I’d write more but you’ll have to forgive me; I’m out of spoons.
Oh dear, Jim, I hope you’re okay. To lose all your spoons after one hit of vertigo and you such a workaholic. Appalling. But seriously, life can be tough on us, especially when we grow accustomed to managing things well, if only in eight year stretches. I hope you’re okay now and off the stick. I hope you’ve regathered a few more spoons. Thanks, Jim.
As we age, I suspect a part of us becomes more conscious that our spoonfuls are running out, so we don’t waste them on housework. That’s what I tell myself anyway! I’m using my spoonfuls to do things I really want to do! And thanks for sharing the story of Dreaming John! 🙂
A good night’s sleep helps to refill those spoons, Louise, but it seems as we age our spoons get smaller. Thanks, Louise
Hi, Elisabeth! I stumbled upon your blog just now after looking up the poem about Dreaming John. I too love encyclopedias and for the past year I have spent an hour or two every day reading The Children’s Encyclopedia by Arthur Mee. I recently turned 50 and it is so nice to be transported to a world of innocence and wonder every day.

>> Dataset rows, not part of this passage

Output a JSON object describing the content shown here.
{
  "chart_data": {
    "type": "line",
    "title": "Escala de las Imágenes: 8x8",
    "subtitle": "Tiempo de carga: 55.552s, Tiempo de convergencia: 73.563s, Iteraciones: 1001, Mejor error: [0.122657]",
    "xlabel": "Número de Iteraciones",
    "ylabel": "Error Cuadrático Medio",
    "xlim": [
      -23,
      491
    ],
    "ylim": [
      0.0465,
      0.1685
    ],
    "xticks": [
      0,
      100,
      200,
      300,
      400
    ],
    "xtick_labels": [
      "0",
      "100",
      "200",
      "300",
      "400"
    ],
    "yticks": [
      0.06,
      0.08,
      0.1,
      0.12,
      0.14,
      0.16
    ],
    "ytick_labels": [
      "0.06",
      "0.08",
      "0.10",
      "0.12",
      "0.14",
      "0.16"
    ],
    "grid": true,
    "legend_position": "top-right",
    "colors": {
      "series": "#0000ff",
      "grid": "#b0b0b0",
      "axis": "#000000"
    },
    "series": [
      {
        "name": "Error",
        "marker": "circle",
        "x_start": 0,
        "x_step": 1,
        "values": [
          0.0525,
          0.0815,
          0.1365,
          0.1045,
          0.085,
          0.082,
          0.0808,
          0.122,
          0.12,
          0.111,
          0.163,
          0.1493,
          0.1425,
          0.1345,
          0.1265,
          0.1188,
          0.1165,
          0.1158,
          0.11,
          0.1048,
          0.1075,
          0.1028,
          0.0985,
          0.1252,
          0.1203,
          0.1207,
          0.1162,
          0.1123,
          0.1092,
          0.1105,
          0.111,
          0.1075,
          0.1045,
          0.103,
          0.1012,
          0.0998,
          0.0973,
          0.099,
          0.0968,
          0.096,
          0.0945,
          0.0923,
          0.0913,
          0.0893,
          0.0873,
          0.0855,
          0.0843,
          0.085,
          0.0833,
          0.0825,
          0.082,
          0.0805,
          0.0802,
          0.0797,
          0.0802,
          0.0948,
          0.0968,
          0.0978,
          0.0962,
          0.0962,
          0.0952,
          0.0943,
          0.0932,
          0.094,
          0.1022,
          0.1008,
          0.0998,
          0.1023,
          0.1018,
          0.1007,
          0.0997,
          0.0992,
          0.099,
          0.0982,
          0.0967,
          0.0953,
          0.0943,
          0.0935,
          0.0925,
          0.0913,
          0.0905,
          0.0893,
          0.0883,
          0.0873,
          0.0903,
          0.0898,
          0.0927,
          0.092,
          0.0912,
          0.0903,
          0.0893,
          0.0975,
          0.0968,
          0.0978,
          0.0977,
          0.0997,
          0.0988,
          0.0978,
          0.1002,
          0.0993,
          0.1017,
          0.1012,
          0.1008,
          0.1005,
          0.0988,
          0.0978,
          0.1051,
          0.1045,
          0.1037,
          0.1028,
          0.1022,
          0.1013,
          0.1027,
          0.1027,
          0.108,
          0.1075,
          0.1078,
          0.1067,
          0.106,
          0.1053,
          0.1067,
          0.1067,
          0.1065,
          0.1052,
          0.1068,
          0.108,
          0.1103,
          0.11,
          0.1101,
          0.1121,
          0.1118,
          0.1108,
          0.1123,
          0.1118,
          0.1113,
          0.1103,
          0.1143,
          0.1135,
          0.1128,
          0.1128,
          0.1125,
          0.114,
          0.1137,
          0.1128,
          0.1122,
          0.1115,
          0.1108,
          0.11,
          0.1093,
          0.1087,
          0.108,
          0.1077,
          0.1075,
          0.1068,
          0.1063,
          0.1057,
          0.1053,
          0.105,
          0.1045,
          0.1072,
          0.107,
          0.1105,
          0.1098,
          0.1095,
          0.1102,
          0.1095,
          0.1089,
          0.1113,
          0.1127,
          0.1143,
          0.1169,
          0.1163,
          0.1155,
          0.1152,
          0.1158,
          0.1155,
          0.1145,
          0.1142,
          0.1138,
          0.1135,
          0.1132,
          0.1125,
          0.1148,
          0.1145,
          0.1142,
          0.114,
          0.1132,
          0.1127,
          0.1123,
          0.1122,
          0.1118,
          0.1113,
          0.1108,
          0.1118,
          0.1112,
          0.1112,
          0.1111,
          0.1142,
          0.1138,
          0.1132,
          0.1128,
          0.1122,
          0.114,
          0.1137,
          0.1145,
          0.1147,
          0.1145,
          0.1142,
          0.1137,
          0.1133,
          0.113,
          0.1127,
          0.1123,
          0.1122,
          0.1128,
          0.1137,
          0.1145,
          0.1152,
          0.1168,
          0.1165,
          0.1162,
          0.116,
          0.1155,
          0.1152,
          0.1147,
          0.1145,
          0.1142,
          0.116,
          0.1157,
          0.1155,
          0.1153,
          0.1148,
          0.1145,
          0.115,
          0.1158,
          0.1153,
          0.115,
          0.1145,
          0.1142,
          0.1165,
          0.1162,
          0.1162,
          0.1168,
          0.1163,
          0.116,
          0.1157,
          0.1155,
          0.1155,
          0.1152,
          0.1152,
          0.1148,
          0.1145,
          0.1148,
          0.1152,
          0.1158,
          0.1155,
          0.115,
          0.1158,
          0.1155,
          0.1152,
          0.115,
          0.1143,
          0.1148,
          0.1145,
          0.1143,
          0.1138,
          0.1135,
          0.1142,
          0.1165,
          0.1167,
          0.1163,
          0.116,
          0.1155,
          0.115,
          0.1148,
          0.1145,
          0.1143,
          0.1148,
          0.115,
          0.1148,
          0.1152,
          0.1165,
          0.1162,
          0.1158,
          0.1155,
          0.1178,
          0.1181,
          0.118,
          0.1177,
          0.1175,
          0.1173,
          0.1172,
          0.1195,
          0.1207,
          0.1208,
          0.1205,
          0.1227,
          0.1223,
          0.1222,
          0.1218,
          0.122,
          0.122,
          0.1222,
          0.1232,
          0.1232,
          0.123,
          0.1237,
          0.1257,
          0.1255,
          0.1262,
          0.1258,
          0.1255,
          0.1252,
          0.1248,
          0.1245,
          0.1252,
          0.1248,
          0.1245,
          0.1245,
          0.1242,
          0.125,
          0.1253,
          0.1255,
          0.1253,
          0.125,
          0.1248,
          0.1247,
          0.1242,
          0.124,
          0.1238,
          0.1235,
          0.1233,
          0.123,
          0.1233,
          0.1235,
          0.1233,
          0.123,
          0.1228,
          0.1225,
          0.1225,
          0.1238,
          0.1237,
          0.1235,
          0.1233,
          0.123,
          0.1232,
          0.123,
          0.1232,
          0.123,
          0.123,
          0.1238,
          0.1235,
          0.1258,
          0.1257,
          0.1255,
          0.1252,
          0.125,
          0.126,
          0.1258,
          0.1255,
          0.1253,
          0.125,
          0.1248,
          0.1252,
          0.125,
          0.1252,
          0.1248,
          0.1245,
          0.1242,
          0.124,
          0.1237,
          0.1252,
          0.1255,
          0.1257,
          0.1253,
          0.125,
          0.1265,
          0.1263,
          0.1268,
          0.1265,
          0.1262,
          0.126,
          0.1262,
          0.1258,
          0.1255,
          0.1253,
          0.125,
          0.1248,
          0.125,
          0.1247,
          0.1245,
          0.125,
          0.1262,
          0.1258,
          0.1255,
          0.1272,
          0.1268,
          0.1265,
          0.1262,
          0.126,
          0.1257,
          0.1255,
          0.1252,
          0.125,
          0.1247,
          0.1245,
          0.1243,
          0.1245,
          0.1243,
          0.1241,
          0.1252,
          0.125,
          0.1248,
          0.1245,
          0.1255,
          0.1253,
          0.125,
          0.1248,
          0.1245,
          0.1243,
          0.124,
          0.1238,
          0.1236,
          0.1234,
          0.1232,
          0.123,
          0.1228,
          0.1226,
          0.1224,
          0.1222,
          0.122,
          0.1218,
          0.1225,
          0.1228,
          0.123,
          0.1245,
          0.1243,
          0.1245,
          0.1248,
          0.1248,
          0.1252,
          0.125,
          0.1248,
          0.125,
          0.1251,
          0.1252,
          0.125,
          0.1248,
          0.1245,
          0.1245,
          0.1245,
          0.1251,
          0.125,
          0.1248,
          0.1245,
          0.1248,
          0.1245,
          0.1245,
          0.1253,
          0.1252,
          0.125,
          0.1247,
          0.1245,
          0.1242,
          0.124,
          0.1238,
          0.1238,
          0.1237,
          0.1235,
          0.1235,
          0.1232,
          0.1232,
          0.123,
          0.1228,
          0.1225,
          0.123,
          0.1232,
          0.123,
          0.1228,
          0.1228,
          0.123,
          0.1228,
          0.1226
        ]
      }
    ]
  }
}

Tomorrow will be my last day and then I will have completed reading it. But today I read the Crowning of Dreaming John! I have exactly the same illustration as you and particularly like the one on the following page of John walking off into the summer evening.
I am intrigued by this spoon theory. I have never heard of it before but it makes sense. Unfortunately I lose a lot of my spoons through stress and anxiety but by working through memories and emotions regarding my childhood I have gained some back and hope to gain more!
I don’t usually post messages on the internet but I just felt like it after seeing the illustration on this page.
Take care, Doug.
It’s good to meet you here, Doug. And lovely to hear from a kindred spirit who also remembers and loves Arthur Mee’s Encyclopaedia.